Re: Directed evolution: evidence for teleology?

From: Chris Barden <>
Date: Sat Oct 15 2005 - 12:20:20 EDT


> > 1. Are there any distinctive watermarks left behind in the
> > process(es) of directed evolution that could potentially
> > allow one to discern an enzyme so optimized from one that was
> > already "designed" by evolutionary processes over time?
> In princiiple, yes, there could be a watermark which would distinguish
> special creation from evolution. Contra Ms. Freeman. But I would agree with
> her that it is a waste of time to attempt to find it. Here is what I would
> take to be evidence of special creation vs. evolution---if one could prove
> that the enzymes in the body were GLOBALLY the most efficient enzymes
> possible. Evolution would be expected to find the most efficent enzyme on a
> local level of the sequence space.
> But because of computational limitations, it is an utter waste of time to
> attempt this program.

Agreed, if we had to search the entire protein.
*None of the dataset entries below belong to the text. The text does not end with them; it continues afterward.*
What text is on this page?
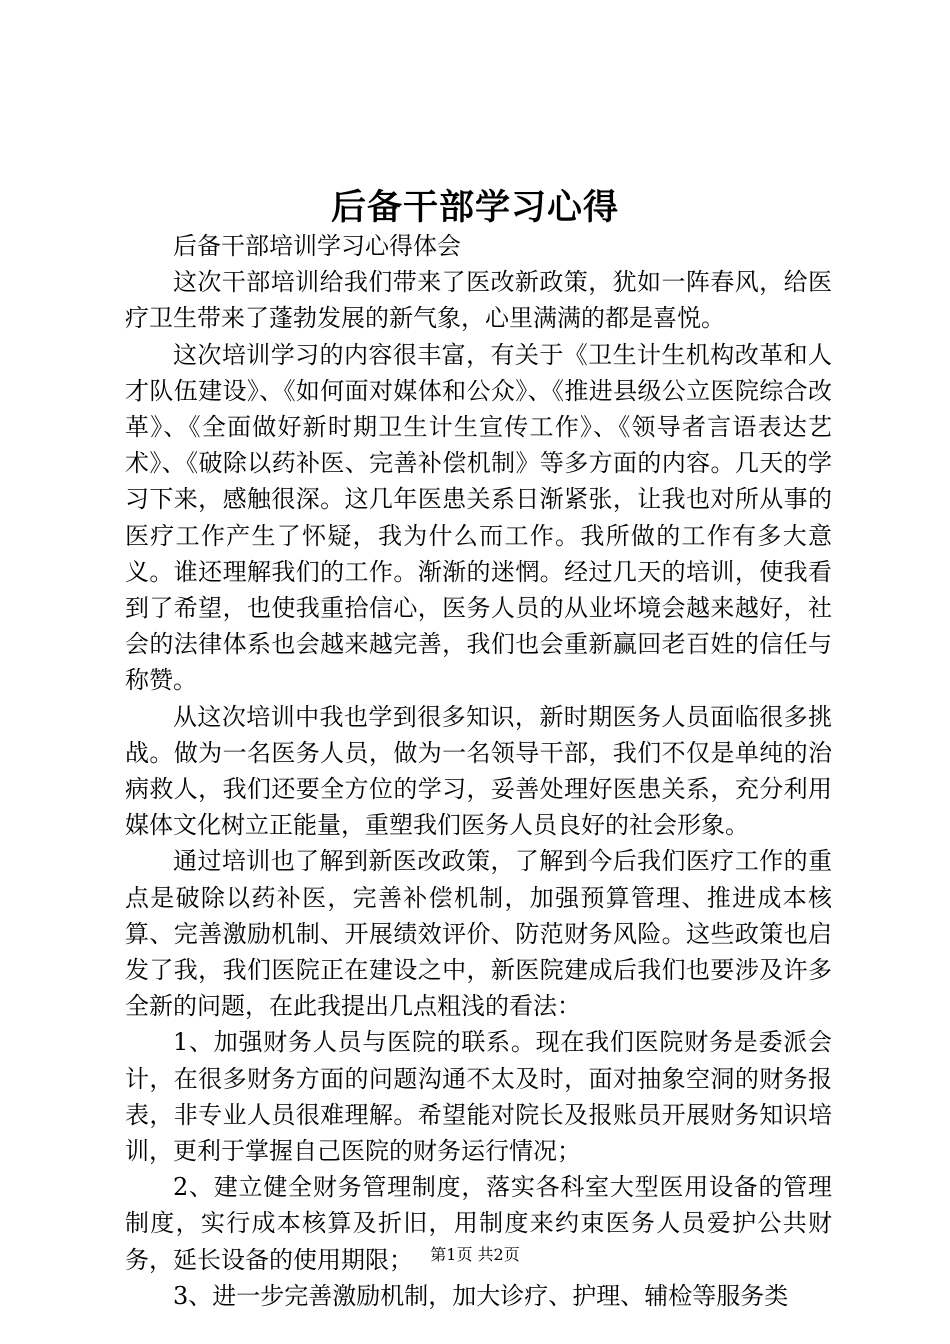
后备干部学习心得

后备干部培训学习心得体会

这次干部培训给我们带来了医改新政策，犹如一阵春风，给医疗卫生带来了蓬勃发展的新气象，心里满满的都是喜悦。

这次培训学习的内容很丰富，有关于《卫生计生机构改革和人才队伍建设》、《如何面对媒体和公众》、《推进县级公立医院综合改革》、《全面做好新时期卫生计生宣传工作》、《领导者言语表达艺术》、《破除以药补医、完善补偿机制》等多方面的内容。几天的学习下来，感触很深。这几年医患关系日渐紧张，让我也对所从事的医疗工作产生了怀疑，我为什么而工作。我所做的工作有多大意义。谁还理解我们的工作。渐渐的迷惘。经过几天的培训，使我看到了希望，也使我重拾信心，医务人员的从业坏境会越来越好，社会的法律体系也会越来越完善，我们也会重新赢回老百姓的信任与称赞。

从这次培训中我也学到很多知识，新时期医务人员面临很多挑战。做为一名医务人员，做为一名领导干部，我们不仅是单纯的治病救人，我们还要全方位的学习，妥善处理好医患关系，充分利用媒体文化树立正能量，重塑我们医务人员良好的社会形象。

通过培训也了解到新医改政策，了解到今后我们医疗工作的重点是破除以药补医，完善补偿机制，加强预算管理、推进成本核算、完善激励机制、开展绩效评价、防范财务风险。这些政策也启发了我，我们医院正在建设之中，新医院建成后我们也要涉及许多全新的问题，在此我提出几点粗浅的看法：

1、加强财务人员与医院的联系。现在我们医院财务是委派会计，在很多财务方面的问题沟通不太及时，面对抽象空洞的财务报表，非专业人员很难理解。希望能对院长及报账员开展财务知识培训，更利于掌握自己医院的财务运行情况；

2、建立健全财务管理制度，落实各科室大型医用设备的管理制度，实行成本核算及折旧，用制度来约束医务人员爱护公共财务，延长设备的使用期限；

3、进一步完善激励机制，加大诊疗、护理、辅检等服务类

第1页 共2页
But it has been shown
many times that substituting any individual amino acid, say, on a 250
residue protein (roughly the size of cytochrome c oxidase) that the
enzyme would probably still work, since its activity depends
principally upon only a 20 residue section and directly on as few as
three residues. Indeed, I've seen papers where a single residue was
shown to be necessary and sufficient for an enzyme's activity, in the
environment of the others. So the task might still be doable for
individual enzymes that have this property.

Vern Schramm and his research group has done quite a bit of work in
finding substrates for enzymes that are as good as their known
substrates, for the purpose of drug discovery. The potency of these
molecules is many times more than is usually discovered (or even
desired) for drug potency, which suggests that enzymes are quite
optimal indeed. However, if one could produce a cytochrome c oxidase
by directed evolution that performed its role better, then it could be
treated as evidence against God's action. But it could just as easily
be treated as God wisely making the site suboptimal so as to preserve
an ancillary function of the enzyme in hostile environments (what do
we mean by role anyway?). It could even be treated eschatologically,
i.e. God doesn't want cyt c to perform optimally yet for reasons that
are His own. I look at this problem as the main reason why "inferring
design" probably can't be formulated in a scientific manner.